Utah’s past comes in handy when the bureau investigates a gang of thieves committing extreme-sport heists: robbing a diamond depository at the top of a Mumbai skyscraper, then crashing through the glass wall on motorcycles and parachuting to earth strewing the jewels among the beggars below; relieving a C-130 cargo plane of its cargo of U.S. currency, then showering a poor Mexican village with $100 bills as they plunge into the nearby jungle.

Utah is convinced that these daredevil Robin Hoods aren’t in it for the money but are out to complete something called the Ozaki Eight, a series of challenges set up by a legendary extreme athlete in tribute to the forces of nature. (I am not making this up.) He predicts their next move will be to surf some once-in-a-century waves off France, and convinces his FBI Academy boss (Delroy Lindo) to let him investigate.

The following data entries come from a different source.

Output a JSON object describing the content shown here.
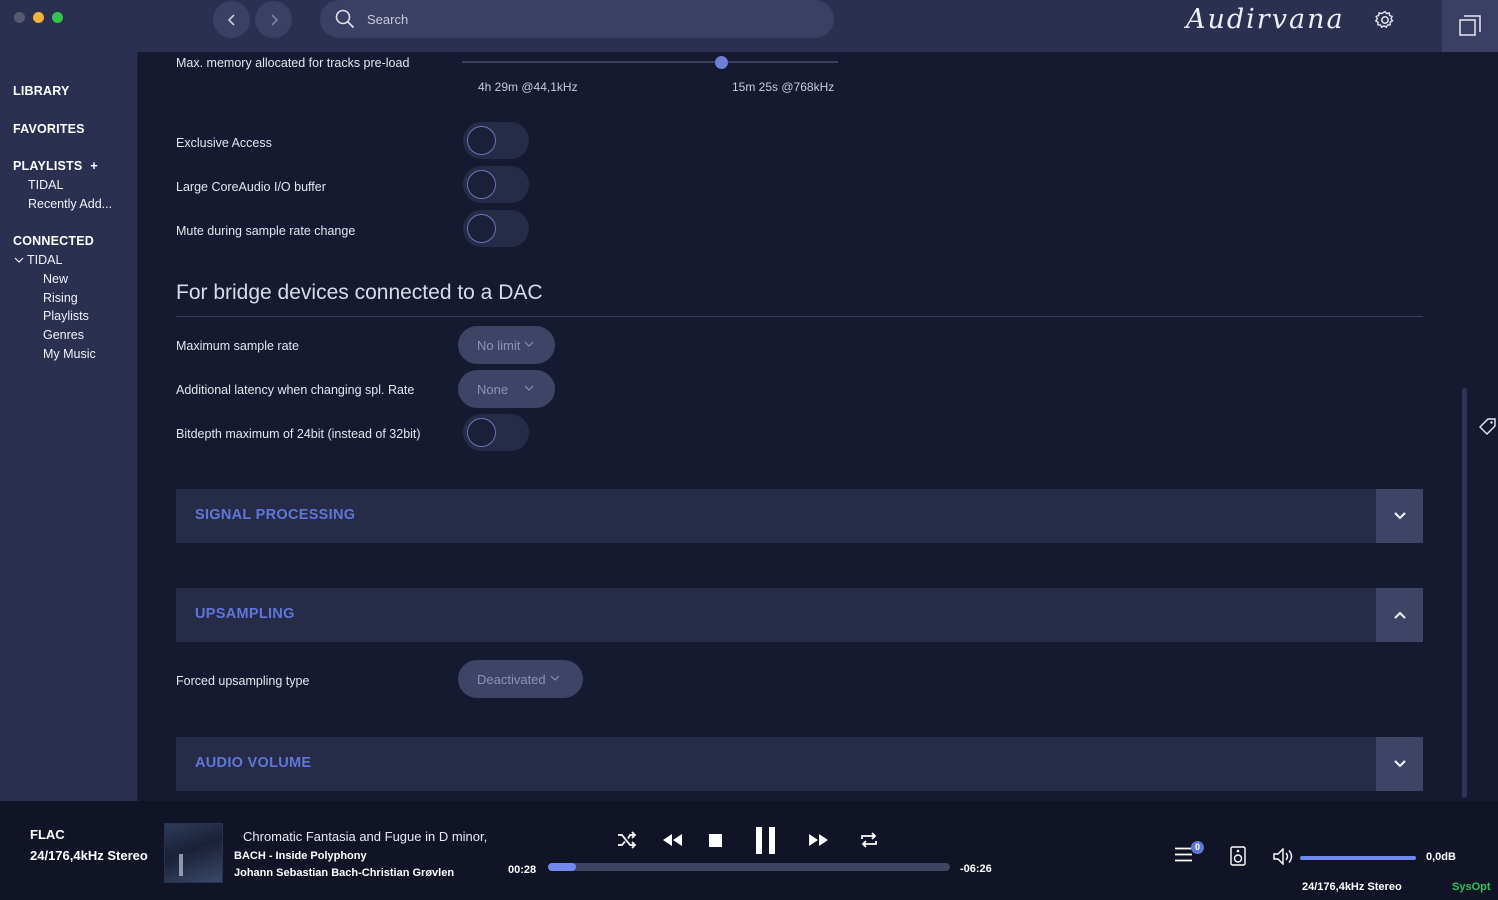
{
  "app": {
    "logo_text": "Audirvana"
  },
  "search": {
    "placeholder": "Search"
  },
  "sidebar": {
    "library": "LIBRARY",
    "favorites": "FAVORITES",
    "playlists": {
      "label": "PLAYLISTS",
      "plus": "+",
      "items": [
        "TIDAL",
        "Recently Add..."
      ]
    },
    "connected": {
      "label": "CONNECTED",
      "service": "TIDAL",
      "items": [
        "New",
        "Rising",
        "Playlists",
        "Genres",
        "My Music"
      ]
    }
  },
  "settings": {
    "memory": {
      "label": "Max. memory allocated for tracks pre-load",
      "min_label": "4h 29m @44,1kHz",
      "max_label": "15m 25s @768kHz",
      "position_fraction": 0.69
    },
    "toggles": [
      {
        "label": "Exclusive Access",
        "on": false
      },
      {
        "label": "Large CoreAudio I/O buffer",
        "on": false
      },
      {
        "label": "Mute during sample rate change",
        "on": false
      }
    ],
    "bridge": {
      "title": "For bridge devices connected to a DAC",
      "max_rate": {
        "label": "Maximum sample rate",
        "value": "No limit"
      },
      "latency": {
        "label": "Additional latency when changing spl. Rate",
        "value": "None"
      },
      "bitdepth": {
        "label": "Bitdepth maximum of 24bit (instead of 32bit)",
        "on": false
      }
    },
    "panels": {
      "signal": "SIGNAL PROCESSING",
      "upsampling": "UPSAMPLING",
      "audio_volume": "AUDIO VOLUME"
    },
    "upsampling": {
      "label": "Forced upsampling type",
      "value": "Deactivated"
    }
  },
  "player": {
    "format": "FLAC",
    "format_detail": "24/176,4kHz Stereo",
    "title": "Chromatic Fantasia and Fugue in D minor,",
    "album": "BACH - Inside Polyphony",
    "artist": "Johann Sebastian Bach-Christian Grøvlen",
    "elapsed": "00:28",
    "remaining": "-06:26",
    "progress_fraction": 0.07,
    "queue_count": "0",
    "volume": "0,0dB",
    "output_format": "24/176,4kHz Stereo",
    "sysopt": "SysOpt"
  },
  "colors": {
    "accent": "#5f77d9",
    "sysopt": "#33c25a"
  }
}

That’s how Utah falls in with Bodhi (Édgar Ramírez, stepping in for Patrick Swayze). From there, the movie more or less follows the outline of its predecessor, only with more and bigger action scenes.

More and bigger, but not better. CGI has made us all jaded, and it’s significant that in Point Break’s credits, the visual effects crew outnumbers the stunt crew 246 to 37. The surfing and skydiving the first time around may look tame in 2015, but in 1991 at least we knew somebody actually did it. Nowadays, we can’t be so sure.